Remember to clearly mark your invoice with the word invoice, to improve the likelihood of getting paid on time.
2. List company name and information
Make sure that the recipient knows who sent the invoice. Do also make sure that the customer’s information is on the invoice. In most countries, this is required for the invoice to be legally valid.
A quick tip: Invoice software, such as Conta, help you make sure that all legally required fields are in place when sending invoices. Try Conta for free.
3. Remember the dates
Dates provide your invoice context and serve as a point of reference if you need to follow up on unpaid invoices.
We advise you to include the following dates:
- The invoice issue date
- The date the goods or services were delivered
- The payment due date
Also, make sure to mention that late fees will occur if payment is not received on time. In fact, 94 per cent of invoices mentioning late fees are paid.
4. Include a cost breakdown
Make sure that the customer knows what they are paying for by breaking down the costs: List the services provided, their quantity and duration, as well as your unit price.
Next, you will need to include, the total of all goods and services without tax and discounts, discounts, tax and net total.
If you are using invoicing software, tax calculations are (in most cases) done automatically.
5. Save and send the invoice
There are several ways to ensure that an invoice gets in front of your customers:
- Email: You can send the invoice to the customer’s email address. This is a fast and convenient option, but there is a risk that the invoice could end up in the customer’s spam folder or be intercepted by third parties.
- Postal mail: You can send the invoice through the mail to the customer’s physical address. This can be more formal and professional, but it is also slower and more expensive than email.
- Online invoicing software: You can use online invoicing software to create and send invoices to your customers. This allows you to track the status of the invoice and whether it has been received and paid. Some online invoicing software also allows you to set up recurring invoices and automated payment reminders. Try Conta invoicing for free.
What to do when customers do not pay on time
On average, 16 % of small business invoices are paid late. Thus, it is vital that you have strict payment follow-up routines in place.
If a customer does not pay an invoice on time, here are some steps you can take:
- Follow up with the customer: A polite reminder email or phone call may be enough to get the payment process started.
- Consider offering a payment plan: If the customer is unable to pay the full amount due by the due date, you may be able to work out a payment plan to help them pay the invoice over time.
- Charge late payment fees: If you have specified late payment fees in the payment terms of the invoice, you may choose to charge the customer these fees.
- Take legal action: If the customer continues to refuse to pay the invoice, you may need to consider taking legal action. This may involve hiring a lawyer or taking the customer to small claims court.
By following these steps, you can help ensure that you get paid on time and avoid any issues with your cash flow.
Invoicing best practices
- Use a professional template: A well-designed invoice not only looks more professional but also helps to clearly communicate the details of the transaction and the terms of payment. You can use a template or invoicing software to create consistent and attractive invoices.
- Use clear and concise language: Avoid using jargon or technical terms that your client may not understand. Use simple and straightforward language to clearly communicate the details of the invoice.

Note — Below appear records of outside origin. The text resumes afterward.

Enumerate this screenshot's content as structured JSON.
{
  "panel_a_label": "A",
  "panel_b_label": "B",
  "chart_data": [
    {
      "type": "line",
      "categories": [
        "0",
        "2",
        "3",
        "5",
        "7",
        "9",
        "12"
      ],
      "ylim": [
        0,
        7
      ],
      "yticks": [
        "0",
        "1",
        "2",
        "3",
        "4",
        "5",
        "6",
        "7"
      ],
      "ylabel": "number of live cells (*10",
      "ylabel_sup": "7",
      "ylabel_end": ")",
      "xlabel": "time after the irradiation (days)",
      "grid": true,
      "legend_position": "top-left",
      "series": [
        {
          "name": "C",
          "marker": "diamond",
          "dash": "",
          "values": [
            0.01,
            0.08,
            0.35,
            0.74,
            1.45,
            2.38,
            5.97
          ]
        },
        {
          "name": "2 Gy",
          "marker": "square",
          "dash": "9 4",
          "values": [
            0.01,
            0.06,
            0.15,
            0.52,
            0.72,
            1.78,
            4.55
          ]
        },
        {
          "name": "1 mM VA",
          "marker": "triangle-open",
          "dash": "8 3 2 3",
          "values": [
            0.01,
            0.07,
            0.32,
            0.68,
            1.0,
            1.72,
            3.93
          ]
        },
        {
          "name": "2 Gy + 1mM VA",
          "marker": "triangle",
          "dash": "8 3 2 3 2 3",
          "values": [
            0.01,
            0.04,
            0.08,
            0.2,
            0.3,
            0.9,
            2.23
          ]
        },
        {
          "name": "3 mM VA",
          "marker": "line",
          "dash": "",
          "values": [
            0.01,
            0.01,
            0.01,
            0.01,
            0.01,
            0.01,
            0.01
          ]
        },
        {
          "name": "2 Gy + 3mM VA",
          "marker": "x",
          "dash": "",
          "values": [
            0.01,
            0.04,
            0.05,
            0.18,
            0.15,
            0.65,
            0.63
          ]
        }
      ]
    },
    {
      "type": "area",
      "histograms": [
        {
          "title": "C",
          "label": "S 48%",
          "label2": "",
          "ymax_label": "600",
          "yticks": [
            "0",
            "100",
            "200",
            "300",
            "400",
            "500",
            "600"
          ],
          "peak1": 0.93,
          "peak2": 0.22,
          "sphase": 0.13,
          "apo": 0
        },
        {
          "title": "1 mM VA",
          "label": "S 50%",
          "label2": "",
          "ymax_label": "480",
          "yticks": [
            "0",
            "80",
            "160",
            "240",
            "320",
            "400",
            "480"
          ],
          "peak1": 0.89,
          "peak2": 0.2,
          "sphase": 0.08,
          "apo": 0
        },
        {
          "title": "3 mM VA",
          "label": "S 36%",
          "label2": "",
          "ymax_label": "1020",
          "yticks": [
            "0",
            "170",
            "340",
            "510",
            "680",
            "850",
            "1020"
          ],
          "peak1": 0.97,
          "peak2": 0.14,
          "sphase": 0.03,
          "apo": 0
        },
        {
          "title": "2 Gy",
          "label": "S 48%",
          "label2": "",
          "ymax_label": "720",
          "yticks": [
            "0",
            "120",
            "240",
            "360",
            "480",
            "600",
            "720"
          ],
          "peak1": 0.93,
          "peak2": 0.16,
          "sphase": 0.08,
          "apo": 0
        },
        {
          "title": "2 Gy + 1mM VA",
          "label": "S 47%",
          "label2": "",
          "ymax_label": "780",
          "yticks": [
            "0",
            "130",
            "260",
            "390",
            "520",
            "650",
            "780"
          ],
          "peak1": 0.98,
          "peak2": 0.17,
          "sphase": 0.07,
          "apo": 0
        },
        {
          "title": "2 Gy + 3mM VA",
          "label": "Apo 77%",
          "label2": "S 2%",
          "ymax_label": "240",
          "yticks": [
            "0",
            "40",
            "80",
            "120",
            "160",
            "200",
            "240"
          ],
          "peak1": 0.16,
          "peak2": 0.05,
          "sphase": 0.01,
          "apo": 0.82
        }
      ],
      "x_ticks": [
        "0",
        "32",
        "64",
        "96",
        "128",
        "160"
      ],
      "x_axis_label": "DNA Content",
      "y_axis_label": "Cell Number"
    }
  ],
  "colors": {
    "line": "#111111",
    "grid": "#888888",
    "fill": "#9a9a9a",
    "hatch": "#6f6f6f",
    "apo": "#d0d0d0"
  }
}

- Set clear payment terms: Specify the due date for payment and any late fees that may be applied. You may also want to include information about your preferred methods of payment, such as electronic bank transfer or credit card.
- Follow up on overdue invoices: If an invoice becomes overdue, it’s important to follow up with the client in a timely manner. This can be done through email or phone calls. Be polite but firm, and try to resolve any issues that may be preventing payment.
By following these best practices, you can improve your chances of getting paid on time and streamline your invoicing process.